Experts warn that not getting enough sleep is dangerous, but by the looks of things, many Boston University students are not concerned.
Only five students attended a new workshop Tuesday entitled ‘Got Sleep? Avoiding the All-Nighter,’ organized by the BU Educational Resource Center in an effort to give students tips for getting a more restful sleep.
Nevertheless, the importance of sleep should not be underestimated, ERC assistant director Virginia Schaffer, who led the workshop, said.
‘College students are the most sleep-deprived age group in the country,’ Schaffer, the assistant director of the ERC, said. ‘When you come to college, the classes are very different. Your sleep patterns can get very off-kilter.’
Not getting enough sleep at night causes many issues, including exhaustion during the day and health problems, she said.
Overly tired students are also loading up on caffeine to get them through their days, which only augments these health problems, Shaffer said. Misuse of caffeine can cause nervousness, irritability and sleep disorders.
During the workshop, Schaffer had students filled out two charts, one to show their current sleeping patterns and the second to show their desired sleeping patterns, using different colored markers. A third color was used to indicate times when the student was in bed but not actually asleep.
The charts showed that the students stayed up late at night, some until 2 or 3 a.m., and slept in until different times in the morning depending on their class schedule.
To adjust sleeping patterns to earlier times, Schaffer suggested a ‘sleep detox’ in which students would go to bed progressively earlier each night and wake up progressively earlier each morning.
Schaffer said it is important to regulate sleeping patterns and keep them consistent.
‘If you are able to function with your current sleep schedule, then kudos to you,’ Schaffer said. ‘If not, that’s when incremental changes need to happen.’
Some students said they had problems falling and staying asleep.
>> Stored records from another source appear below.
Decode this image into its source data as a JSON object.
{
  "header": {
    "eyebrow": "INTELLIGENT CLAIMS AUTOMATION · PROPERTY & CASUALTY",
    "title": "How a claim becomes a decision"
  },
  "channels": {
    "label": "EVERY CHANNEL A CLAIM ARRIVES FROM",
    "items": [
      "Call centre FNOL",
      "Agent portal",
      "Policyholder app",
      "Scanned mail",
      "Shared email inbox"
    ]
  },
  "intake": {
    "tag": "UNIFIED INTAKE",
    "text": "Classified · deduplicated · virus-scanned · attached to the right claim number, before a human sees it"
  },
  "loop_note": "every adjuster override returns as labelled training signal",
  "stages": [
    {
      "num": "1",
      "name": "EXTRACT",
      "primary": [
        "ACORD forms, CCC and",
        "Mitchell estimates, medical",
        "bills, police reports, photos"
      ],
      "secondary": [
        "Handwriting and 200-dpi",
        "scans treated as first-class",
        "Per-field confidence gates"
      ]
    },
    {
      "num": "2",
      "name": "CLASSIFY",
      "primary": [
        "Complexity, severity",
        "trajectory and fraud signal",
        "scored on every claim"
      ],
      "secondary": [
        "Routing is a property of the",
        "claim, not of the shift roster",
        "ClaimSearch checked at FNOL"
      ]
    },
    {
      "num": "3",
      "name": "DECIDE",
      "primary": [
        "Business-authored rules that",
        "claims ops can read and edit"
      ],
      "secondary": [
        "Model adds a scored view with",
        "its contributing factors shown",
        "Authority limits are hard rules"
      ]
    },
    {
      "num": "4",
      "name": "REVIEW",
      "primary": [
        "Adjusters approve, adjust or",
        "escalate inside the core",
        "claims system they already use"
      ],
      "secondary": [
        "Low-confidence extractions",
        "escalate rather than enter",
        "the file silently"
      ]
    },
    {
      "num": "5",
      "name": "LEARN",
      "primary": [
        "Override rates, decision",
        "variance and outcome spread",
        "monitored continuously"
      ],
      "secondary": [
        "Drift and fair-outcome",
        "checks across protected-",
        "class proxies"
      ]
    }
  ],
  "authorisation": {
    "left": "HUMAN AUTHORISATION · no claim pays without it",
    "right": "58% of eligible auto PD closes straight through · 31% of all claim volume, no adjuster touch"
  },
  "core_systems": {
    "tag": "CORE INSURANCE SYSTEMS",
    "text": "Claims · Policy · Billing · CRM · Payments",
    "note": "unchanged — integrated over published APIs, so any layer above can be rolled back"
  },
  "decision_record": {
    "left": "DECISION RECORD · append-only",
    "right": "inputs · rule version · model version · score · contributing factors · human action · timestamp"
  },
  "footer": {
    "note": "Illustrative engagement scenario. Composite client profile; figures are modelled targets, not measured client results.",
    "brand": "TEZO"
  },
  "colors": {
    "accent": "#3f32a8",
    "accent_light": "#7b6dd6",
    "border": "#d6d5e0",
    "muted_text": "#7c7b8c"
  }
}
Schaffer said cooler, darker rooms are best sleeping environments, and stopping all productive activity at least 20 minutes before going to bed aids with falling asleep faster.
Other students said living in a dormitory with a roommate has had a negative effect on their sleep.
‘It’s harder to get up in the morning with someone there not making an effort,’ College of General Studies freshman Sebastian Filgueira-Gomez said of his roommate, who sometimes sleeps through his alarm.
Schaffer said students can either politely let their roommates know they are concerned that they are not waking up for classes, or tell them to shut off the alarm because it is disruptive.
Still, some students said they find staying up late productive.
‘I’d rather get stuff done late at night instead of waking up early to finish it,’ College of Arts and Sciences freshman Praise Hong said.